Matt Damon - diversity director at the same corporation, who is considering "coming out as trans" and wearing dresses to work, as the only way he'll be able to keep his job.

by Anonymousreply 452August 27, 2021 11:12 PM

R262 in the early weeks Styles couples up securely with Rita Ora, and thanks to his cutesy tryhard blundering in challenges and his earnest drippy diatribes saying all the things lovesick viewers want to hear, he seems to be a favourite to win. He’s not smart, sort of milquetoast and quite boring really, but he’s sweet and tolerant and well-intentioned as well as unintentionally funny with his clumsy softboy chav bumbling, so people feel bad criticising him or voting him off.

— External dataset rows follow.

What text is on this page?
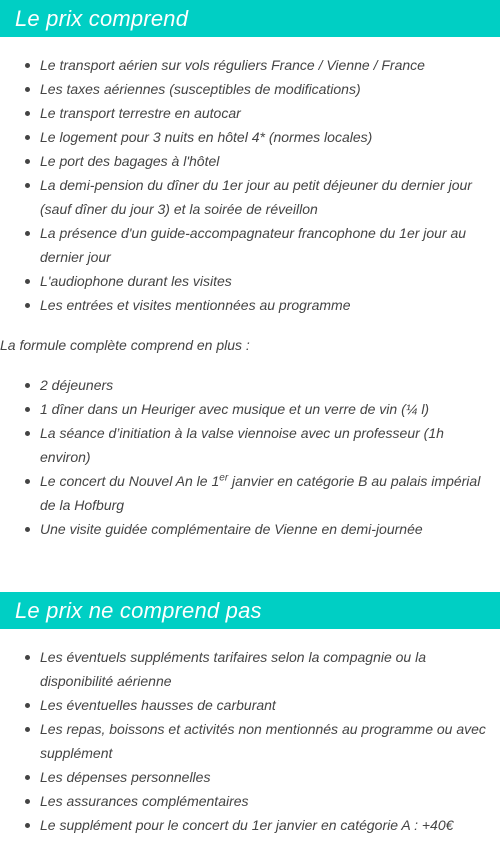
Le prix comprend
Le transport aérien sur vols réguliers France / Vienne / France
Les taxes aériennes (susceptibles de modifications)
Le transport terrestre en autocar
Le logement pour 3 nuits en hôtel 4* (normes locales)
Le port des bagages à l'hôtel
La demi-pension du dîner du 1er jour au petit déjeuner du dernier jour (sauf dîner du jour 3) et la soirée de réveillon
La présence d'un guide-accompagnateur francophone du 1er jour au dernier jour
L'audiophone durant les visites
Les entrées et visites mentionnées au programme

La formule complète comprend en plus :

2 déjeuners
1 dîner dans un Heuriger avec musique et un verre de vin (¼ l)
La séance d’initiation à la valse viennoise avec un professeur (1h environ)
Le concert du Nouvel An le 1er janvier en catégorie B au palais impérial de la Hofburg
Une visite guidée complémentaire de Vienne en demi-journée
Le prix ne comprend pas
Les éventuels suppléments tarifaires selon la compagnie ou la disponibilité aérienne
Les éventuelles hausses de carburant
Les repas, boissons et activités non mentionnés au programme ou avec supplément
Les dépenses personnelles
Les assurances complémentaires
Le supplément pour le concert du 1er janvier en catégorie A : +40€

However, in a SHOCK TWIST he is kicked out of the Villa mid-season, thanks to the arrival of the new lads—in particular one professional fuckboy Jack Grealish, who was essentially put on Earth to win Love Island. Jack immediately poaches Grace Beverley off KSI to form a power couple, despite him wasting not a second to stop snogging all the other girls and diving into bed to roll around having a cheeky fumble with the other lads. Confident himbo Jack just swaggers around knocking people’s cups over, flaunting his arse like he’ll die if he doesnt, and being a total saucepot, and the nation/media is obviously mad for it.

Poor Harry stood no chance.

by Anonymousreply 453August 27, 2021 11:43 PM

Naomi Osaka, University student and president of the snowflake union which demands safe spaces, A grades for all students merely in recognition of their willingness to take the course, special courses in social media studies and six figure jobs immediately after graduation.

by Anonymousreply 454August 28, 2021 8:53 AM

Judi Dench - homeless bag lady

by Anonymousreply 455August 28, 2021 12:13 PM

Kathy Griffin – deeply frustrated dental nurse who abuses the laughing gas out of hours.

by Anonymousreply 456August 28, 2021 12:19 PM

[quote]If Obama wasn't a politician, he'd do something in show business.

Deadpan smart stand-up who eventually has a smash-hit sit-com created around him. Occasionally does a beloved cameo in big movies. When invited to the White House, always wonders if he might just have pursued a different route...

by Anonymousreply 457August 28, 2021 5:14 PM

Bea Arthur - Career military truck driver. Known to yell out the window, “God’ll get you for that” when someone cuts her off in traffic.

by Anonymousreply 458August 29, 2021 8:44 PM

Steve Martin, art professor.

Sting, music teacher.

Kim Kardashian, Beverly Hills madam.

Donald Trump, used care salesman and a failure at that too!

by Anonymousreply 459August 30, 2021 1:36 AM

I like to think that Donald Trump would sell used cares, R459.